By Steve Shay (USCS L-10,821)
January 2005 Cover of the Month
So what’s so special about the cover this month? First, it’s not a cut square though it looks like one at first glance. It is actually a very small envelope. See the second illustration to show the size as measured beside a perforation gauge. The envelope measures 1 3/4″ x 3″. It appears to be a commercially made envelope, the flap is tucked inside the envelope and half sealed. An envelope couldn’t be much smaller and still contain a Type 3 cancel. The 1 1/2 cent postage paid the Third Class, Single Piece rate that was in effect at the time. This is the smallest naval cover I have ever seen.
The envelope was cancelled aboard USS Dale, a destroyer, DD-353. Dale was a relatively new ship, commissioned just less three years prior on June 17, 1935. She served as a training ship at the gunnery school in San Diego and was likely on a training cruise when she stopped in Portland, Oregon in the summer of 1938. Dale would move to Pearl Harbor in October 1939 and was stationed there on December 7, 1941, getting underway to patrol off the harbor entrance. Dale would serve as a destroyer screen during the war, screening task forces and convoys. She took part in the Battle of the Komandorski Islands in Aleutian waters. Dale was decommissioned after the war on October 16, 1945 and sold in December 1946 for scrap. She earned 12 battle stars for World War II service.

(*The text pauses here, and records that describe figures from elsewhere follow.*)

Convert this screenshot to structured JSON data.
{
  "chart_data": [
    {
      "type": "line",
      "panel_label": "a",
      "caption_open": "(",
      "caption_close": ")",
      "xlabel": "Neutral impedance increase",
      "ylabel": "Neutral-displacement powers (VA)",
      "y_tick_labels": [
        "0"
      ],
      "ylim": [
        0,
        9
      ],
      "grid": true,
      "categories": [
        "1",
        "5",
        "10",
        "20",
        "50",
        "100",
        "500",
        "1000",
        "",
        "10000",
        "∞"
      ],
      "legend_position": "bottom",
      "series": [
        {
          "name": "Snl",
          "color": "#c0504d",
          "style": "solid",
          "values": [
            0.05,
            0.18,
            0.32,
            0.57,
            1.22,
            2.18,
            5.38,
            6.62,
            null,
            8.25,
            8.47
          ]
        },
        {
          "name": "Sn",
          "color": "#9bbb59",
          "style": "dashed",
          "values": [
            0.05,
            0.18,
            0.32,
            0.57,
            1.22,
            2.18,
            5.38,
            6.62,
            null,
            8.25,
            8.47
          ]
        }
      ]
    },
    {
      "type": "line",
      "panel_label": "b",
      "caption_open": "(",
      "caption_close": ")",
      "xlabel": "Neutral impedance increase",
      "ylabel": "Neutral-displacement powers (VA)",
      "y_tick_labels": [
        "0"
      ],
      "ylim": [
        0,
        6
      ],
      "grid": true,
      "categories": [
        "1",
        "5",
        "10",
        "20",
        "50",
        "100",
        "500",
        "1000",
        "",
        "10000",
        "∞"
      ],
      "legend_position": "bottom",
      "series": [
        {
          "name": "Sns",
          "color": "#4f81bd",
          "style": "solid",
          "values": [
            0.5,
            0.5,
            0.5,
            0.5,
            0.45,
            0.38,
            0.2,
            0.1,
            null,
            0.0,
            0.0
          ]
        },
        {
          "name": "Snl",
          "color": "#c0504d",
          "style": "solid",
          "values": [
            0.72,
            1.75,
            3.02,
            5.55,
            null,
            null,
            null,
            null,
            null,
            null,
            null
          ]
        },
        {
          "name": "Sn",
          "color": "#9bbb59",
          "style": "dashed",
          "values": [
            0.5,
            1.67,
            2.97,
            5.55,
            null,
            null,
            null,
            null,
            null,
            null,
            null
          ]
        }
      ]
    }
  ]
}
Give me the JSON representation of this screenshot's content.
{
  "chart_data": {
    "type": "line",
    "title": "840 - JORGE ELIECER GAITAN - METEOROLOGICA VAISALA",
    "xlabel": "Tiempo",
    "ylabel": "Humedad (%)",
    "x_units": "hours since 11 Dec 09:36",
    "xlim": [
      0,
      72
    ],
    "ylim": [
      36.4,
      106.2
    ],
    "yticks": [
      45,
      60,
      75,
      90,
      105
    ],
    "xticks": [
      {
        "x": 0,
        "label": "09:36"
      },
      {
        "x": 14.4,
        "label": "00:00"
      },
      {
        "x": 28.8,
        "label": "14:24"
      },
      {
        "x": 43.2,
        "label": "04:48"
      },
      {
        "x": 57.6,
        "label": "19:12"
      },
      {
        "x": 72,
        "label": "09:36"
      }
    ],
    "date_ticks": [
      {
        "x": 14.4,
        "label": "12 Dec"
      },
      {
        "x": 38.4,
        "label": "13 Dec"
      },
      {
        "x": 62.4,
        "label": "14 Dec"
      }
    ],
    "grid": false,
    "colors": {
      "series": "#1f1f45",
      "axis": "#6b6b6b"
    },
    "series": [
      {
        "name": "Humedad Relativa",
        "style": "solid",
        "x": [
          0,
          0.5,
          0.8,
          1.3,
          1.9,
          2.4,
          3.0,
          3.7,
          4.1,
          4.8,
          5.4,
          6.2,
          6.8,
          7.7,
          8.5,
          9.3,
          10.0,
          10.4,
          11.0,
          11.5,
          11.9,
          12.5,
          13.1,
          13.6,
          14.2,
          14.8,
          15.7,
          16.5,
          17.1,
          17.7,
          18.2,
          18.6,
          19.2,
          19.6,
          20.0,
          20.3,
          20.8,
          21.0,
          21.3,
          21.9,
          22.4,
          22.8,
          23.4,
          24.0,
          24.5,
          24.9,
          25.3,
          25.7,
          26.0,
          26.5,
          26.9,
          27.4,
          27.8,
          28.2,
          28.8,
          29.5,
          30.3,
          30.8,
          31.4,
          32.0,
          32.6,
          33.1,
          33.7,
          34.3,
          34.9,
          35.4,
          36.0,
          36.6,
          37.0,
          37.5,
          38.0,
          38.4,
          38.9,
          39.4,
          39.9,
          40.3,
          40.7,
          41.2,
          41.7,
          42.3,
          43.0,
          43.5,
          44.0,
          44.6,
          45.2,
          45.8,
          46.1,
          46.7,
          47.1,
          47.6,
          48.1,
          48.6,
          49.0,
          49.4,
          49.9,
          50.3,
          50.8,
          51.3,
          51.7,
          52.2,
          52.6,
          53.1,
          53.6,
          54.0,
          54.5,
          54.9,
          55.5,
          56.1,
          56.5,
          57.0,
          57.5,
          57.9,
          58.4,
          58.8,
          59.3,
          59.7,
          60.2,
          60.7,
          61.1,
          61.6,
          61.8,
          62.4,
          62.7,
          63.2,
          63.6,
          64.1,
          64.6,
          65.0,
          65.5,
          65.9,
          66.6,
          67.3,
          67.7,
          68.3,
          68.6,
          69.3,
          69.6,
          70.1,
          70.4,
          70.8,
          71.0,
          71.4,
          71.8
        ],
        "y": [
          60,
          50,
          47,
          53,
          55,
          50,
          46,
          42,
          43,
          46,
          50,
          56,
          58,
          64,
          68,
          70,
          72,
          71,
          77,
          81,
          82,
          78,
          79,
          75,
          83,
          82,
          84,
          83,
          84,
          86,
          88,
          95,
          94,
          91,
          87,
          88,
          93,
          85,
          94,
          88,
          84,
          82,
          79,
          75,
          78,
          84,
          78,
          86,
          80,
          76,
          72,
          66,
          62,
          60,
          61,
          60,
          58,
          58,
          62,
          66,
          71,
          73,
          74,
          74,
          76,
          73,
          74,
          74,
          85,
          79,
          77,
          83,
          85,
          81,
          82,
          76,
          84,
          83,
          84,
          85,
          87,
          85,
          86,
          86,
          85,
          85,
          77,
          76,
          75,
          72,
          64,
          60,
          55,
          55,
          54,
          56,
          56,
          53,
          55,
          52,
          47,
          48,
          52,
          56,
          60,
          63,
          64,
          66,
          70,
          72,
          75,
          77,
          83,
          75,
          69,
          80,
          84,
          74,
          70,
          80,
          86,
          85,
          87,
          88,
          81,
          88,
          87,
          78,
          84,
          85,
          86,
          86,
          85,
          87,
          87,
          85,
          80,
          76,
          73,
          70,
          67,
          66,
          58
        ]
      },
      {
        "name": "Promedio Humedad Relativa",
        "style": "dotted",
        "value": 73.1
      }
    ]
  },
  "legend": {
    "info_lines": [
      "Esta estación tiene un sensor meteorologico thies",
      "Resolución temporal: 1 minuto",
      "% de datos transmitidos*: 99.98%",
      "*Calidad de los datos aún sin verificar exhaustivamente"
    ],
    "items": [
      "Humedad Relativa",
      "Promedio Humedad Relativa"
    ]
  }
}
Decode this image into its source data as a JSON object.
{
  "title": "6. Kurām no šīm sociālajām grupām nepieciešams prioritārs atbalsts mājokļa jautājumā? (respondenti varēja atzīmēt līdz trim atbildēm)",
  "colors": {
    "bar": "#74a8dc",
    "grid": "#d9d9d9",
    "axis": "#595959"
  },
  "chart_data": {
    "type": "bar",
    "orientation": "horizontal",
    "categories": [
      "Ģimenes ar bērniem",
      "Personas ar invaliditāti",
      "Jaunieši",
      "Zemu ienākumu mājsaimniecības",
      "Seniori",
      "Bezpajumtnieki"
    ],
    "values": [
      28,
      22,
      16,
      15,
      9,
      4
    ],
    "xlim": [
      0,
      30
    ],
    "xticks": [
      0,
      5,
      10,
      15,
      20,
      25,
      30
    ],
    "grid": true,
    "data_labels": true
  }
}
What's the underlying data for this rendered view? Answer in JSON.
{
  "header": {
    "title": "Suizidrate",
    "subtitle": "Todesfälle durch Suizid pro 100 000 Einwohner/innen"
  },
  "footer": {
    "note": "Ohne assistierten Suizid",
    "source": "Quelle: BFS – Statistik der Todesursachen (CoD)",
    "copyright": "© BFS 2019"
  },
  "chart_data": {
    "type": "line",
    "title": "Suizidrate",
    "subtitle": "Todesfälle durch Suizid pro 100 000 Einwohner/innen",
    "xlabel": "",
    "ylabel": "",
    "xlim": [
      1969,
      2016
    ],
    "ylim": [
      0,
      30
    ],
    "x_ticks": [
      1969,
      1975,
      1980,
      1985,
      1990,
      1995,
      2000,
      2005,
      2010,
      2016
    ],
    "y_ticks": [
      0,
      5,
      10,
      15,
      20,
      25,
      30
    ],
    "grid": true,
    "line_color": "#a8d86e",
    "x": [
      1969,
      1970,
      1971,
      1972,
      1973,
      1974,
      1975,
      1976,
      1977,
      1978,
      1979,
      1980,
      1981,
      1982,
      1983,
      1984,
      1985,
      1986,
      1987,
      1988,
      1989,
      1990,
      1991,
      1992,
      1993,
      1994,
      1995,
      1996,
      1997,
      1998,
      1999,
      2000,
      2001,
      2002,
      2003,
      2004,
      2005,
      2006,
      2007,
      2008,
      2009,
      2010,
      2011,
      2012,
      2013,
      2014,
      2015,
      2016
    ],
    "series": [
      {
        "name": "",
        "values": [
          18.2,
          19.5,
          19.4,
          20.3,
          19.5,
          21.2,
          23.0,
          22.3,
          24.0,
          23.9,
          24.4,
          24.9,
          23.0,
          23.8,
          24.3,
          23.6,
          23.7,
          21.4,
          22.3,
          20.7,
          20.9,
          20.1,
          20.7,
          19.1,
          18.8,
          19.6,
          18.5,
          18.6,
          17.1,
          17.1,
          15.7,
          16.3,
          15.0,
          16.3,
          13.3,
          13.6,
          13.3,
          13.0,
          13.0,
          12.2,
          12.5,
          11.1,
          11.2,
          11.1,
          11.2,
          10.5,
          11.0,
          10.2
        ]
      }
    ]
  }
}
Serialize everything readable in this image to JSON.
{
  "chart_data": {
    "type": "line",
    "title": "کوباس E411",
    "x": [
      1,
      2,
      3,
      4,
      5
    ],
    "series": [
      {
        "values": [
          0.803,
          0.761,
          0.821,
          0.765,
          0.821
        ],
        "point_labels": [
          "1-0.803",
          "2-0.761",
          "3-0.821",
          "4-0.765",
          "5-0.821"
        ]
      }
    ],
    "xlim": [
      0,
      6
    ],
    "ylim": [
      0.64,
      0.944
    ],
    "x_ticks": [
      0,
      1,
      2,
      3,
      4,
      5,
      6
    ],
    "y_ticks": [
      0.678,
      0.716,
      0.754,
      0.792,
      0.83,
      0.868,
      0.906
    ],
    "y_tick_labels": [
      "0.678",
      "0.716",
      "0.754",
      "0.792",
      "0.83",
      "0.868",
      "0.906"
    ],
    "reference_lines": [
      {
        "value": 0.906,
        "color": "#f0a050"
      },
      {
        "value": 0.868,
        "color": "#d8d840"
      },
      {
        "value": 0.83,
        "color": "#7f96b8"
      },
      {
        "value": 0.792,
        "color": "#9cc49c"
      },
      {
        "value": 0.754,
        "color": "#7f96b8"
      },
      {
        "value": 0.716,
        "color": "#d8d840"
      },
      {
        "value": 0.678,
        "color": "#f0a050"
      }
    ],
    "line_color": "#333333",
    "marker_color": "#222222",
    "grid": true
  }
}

Most likely this cover never went through the mail stream though it is possible. The face is smudged and the back of the envelope is smudged as though it rubbed on other mail articles. The addressee is local, a Portland address. (H.A. Swart is not listed in the 1938 USCS roster.) The envelope could have been handed back after canceling, mailed in another envelope or mailed as is. This cover was once part of the Jack Howland collection. There is a handwritten “10” on the back, probably a sell price of 10¢ at one time.